Think about the racial tensions that led to Tim Wolfe resigning from the University of Missouri in 2015, for example. The college presidency is a difficult position to hold, one filled with unexpected conflict. Many faculty members and provosts are saying they do not want to become president.
Still, some other measures actually show a recent decline in presidents hired from outside of higher education. When it was released earlier this year, the American Council on Education’s American College President Study found the share of presidents coming from outside of higher education dropped to 15 percent in 2016, down from 20 percent in 2011.
But the ACE study went on to show more nuance. Candidates with some higher ed experience are valued, it found. Yet candidates do not have to have spent their entire careers at colleges and universities. The ACE study also found that the percentage of presidents who had ever worked outside of higher ed increased. It jumped to 58 percent in 2016, up from 47.8 percent in 2011.
Of course, many still hew to the belief that a president with a traditional background is of the utmost importance. J. Bruce Harreld, a former IBM and Boston Market executive, found himself the target of protests on his first day in 2015 as students and faculty members pushed back on his qualifications, which they found lacking. Last year, faculty members at the University of West Florida and Kennesaw State University in Georgia pushed back on search processes that made Republican politicians candidates for their institutions’ presidencies. (West Florida ultimately chose its provost at the time, Martha Saunders, over State Sen. Don Gaetz. But former Georgia Attorney General Sam Olens was named president of Kennesaw State.)
There are also high-profile examples of presidents who are from nontraditional backgrounds failing to make the transition successfully. Look no further than the oft-cited example of Simon Newman, who resigned from Mount St. Mary’s University in 2016 after less than a year in office. Newman, whose background was in business and private equity, infamously set off a firestorm by likening struggling freshmen to bunnies needing to be drowned or to have a Glock put to their heads. He also ran afoul with faculty.

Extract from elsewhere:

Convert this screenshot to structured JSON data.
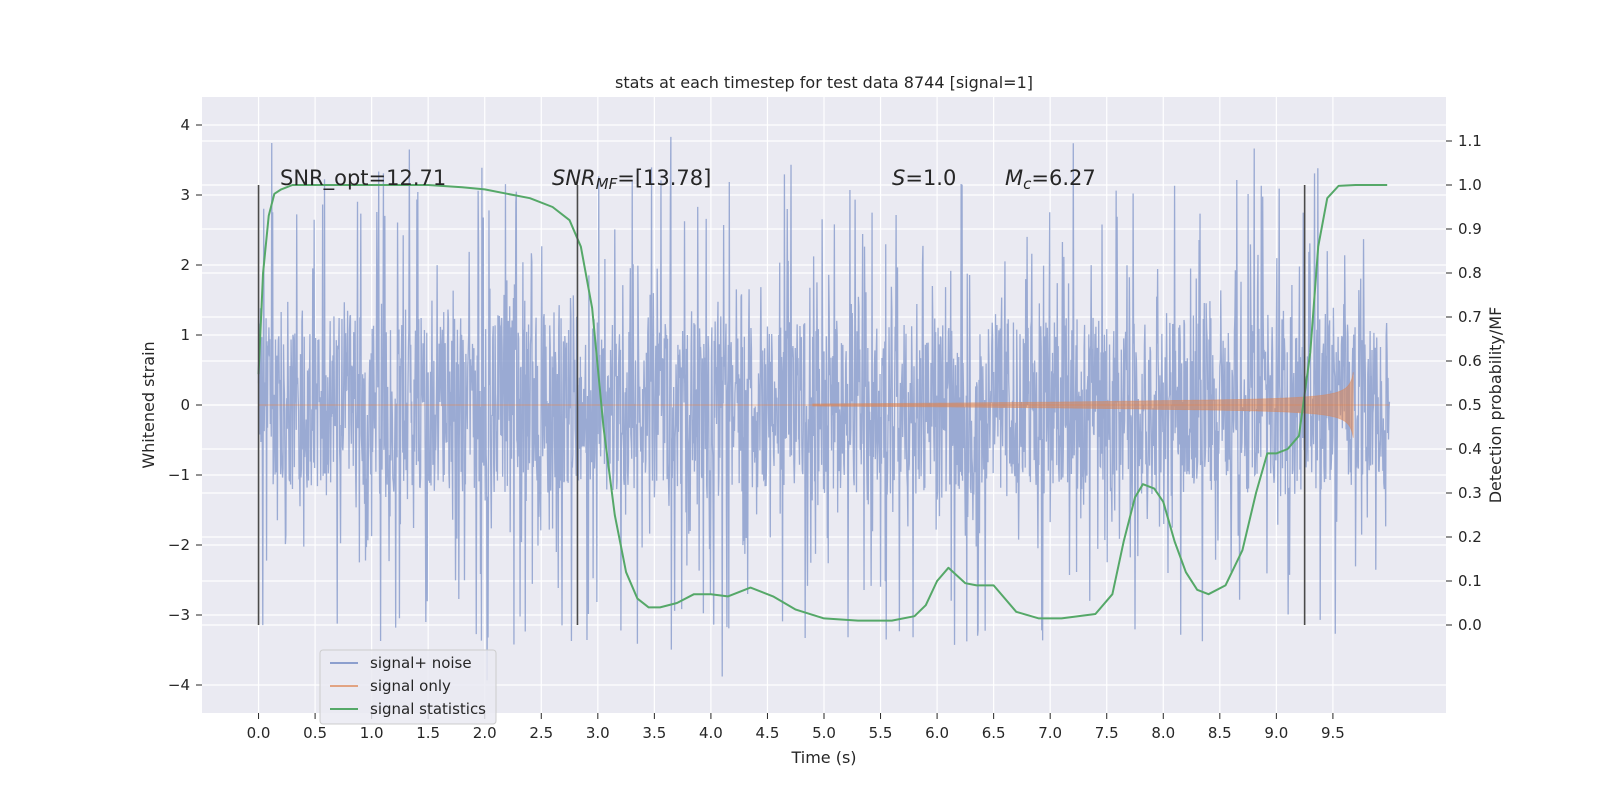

Beardsley advises nontraditional candidates who want to be college presidents to try to narrow the gap between their experience and the world of higher ed. He recommends teaching as adjunct professors. He also points out that most college presidents have terminal degrees, whether they be Ph.D.s, J.D.s or another degree. Although he stops short of saying nontraditional candidates must have terminal degrees to have a chance at being hired, he writes that his own experience earning a doctorate in higher education management at the University of Pennsylvania was indispensable.
“First of all, I do think it gives anyone an appreciation for the level of research required to be a faculty member on the tenure track,” he said. “I do believe that I also just learned a lot. The topic that I studied made me more knowledgeable about higher education, and I learned a lot from my classmates.”
Beardsley also notes in his book that deans are increasingly being hired as presidents -- a trend that other experts have noted. Given that trend, and the fact that he started his journey into higher ed administration by seeking a presidency, it’s worth asking the 54-year-old business school dean if he ultimately wants to become a president himself.
He maintained that he is happy where he is at the University of Virginia. He isn’t looking for a new position, but he also said he wouldn’t necessarily turn down a college presidency if the right one came along.
“I’ll cross that bridge when I get to it,” he said. “Being a dean or being a college president --there are some similarities. But obviously, the magnitude can be quite different.”